Sunrise over Diamond Head, as seen from the 10th floor of our Waikiki hotel.
Entrance to Diamond Head now requires a timed entry ticket for non-residents; our taxi drops us in a staging area outside the park and we walk in through this tunnel.
The lower slopes of the bowl (it's a tuff cone, not a true volcanic crater, and at "just" 300,000 years old it's much younger than the rest of the island) are heavily vegetated and don't offer many photo opportunities. Once you clear the vegetation, though, the views begin to open up.
Views from the top are good in all directions. It's easy enough to see from up here why there are gaps in the suburban development pattern. Nearly every square foot of usable land has been developed by now, at least for many miles from Honolulu.
I've never before seen a blue STOP sign. In fact I still haven't: this one's on the longer route back to the hotel and I've taken the shorter option. My wife captured this image.
Just as I arrive back at the hotel I get a shot of a bird I've seen several times but never in a situation to catch a photo. It's a Brazilian cardinal; not really a cardinal at all, it and its yellow-beaked relative are members of the tanager family. They look very similar but this species has a crest where the yellow-beaked one doesn't. And the beak's a different color, now that I think about it.
After lunch our taxi returns and whisks us off to Pearl Harbor, where of course we'll see the U.S.S. Arizona Memorial. In fact that's about all we'll have time to see, at least in detail. The rest of the place (U.S.S. Missouri, U.S.S. Bowfin, etc.) will have to wait for another time.
While waiting for our entry time to come around we visit the collection of artifacts next to the Visitor's Center. There's a short film that details the attack per se but doesn't cover any of the politics and diplomacy that preceded it. That's probably just as well: sticking to the well-documented attack is far less likely to be controversial.
Tucked away in a corner, though, I find a display case dedicated to the experiences of a Japanese-American citizen of Honolulu, and in fact a serviceman at the time of the attack. It's good to see recognition of this aspect: the immediate hatred from the whites, the knee-jerk reactions of the President and Congress, and the long-lasting after-effects those reactions have had.
Finally our time arrives and we board the boat that ferries across to the ruins of the Arizona. We're reminded that it's a war grave, and asked to bear ourselves accordingly. At the far end of the interior we see the wall on which are inscribed the names of all the sailors and Marines killed on and entombed in the ship. There are over 900 of them, and it's sobering to reflect on that.

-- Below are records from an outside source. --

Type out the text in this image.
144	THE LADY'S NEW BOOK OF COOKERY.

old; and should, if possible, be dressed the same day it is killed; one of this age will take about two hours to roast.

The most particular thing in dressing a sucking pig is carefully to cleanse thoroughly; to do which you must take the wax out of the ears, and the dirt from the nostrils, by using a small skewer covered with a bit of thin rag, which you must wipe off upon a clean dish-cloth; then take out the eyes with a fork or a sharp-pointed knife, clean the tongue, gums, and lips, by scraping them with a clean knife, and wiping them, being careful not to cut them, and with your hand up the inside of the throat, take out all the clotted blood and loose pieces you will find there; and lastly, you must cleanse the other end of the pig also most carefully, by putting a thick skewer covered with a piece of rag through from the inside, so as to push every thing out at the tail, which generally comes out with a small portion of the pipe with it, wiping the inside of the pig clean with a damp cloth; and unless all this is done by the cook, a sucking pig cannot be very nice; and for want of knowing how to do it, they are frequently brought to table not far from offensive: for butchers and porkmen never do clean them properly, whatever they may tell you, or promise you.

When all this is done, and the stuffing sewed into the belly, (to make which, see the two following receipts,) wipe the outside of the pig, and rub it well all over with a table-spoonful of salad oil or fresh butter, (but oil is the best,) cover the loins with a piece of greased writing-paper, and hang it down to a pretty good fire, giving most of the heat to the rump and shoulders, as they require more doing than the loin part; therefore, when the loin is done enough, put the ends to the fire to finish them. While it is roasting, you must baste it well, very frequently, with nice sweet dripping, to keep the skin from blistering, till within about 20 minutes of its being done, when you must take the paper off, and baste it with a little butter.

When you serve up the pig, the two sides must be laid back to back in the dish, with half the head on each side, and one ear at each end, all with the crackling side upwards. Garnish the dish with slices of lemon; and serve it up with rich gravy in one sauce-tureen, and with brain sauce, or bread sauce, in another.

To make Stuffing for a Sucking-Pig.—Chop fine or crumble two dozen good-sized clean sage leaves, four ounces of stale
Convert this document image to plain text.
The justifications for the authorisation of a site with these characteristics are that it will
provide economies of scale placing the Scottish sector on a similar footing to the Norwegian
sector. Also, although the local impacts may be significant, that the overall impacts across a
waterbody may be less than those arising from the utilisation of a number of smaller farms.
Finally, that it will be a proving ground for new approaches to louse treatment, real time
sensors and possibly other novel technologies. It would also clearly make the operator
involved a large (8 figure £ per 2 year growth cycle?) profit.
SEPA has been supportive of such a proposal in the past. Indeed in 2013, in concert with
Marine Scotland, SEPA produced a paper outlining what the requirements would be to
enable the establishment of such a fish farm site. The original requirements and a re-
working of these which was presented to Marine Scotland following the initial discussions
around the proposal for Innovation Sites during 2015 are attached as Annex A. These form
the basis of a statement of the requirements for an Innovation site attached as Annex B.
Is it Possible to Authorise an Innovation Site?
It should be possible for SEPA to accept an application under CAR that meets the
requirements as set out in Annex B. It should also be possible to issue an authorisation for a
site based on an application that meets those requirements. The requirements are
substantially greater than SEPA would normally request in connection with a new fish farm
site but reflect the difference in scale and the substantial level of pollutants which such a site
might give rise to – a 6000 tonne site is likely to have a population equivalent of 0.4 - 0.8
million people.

Approaching the Arizona memorial. Its arced top is an abstraction of the progress of the war in the Pacific: high points at the beginning and end, harder going in the middle.
Aha! Another bird bagged, on the grounds outside the Visitor's Center: the Java sparrow. I'd been seeing them, but as with others never at a moment when I could catch them with the camera. This blurry image is the best I could get.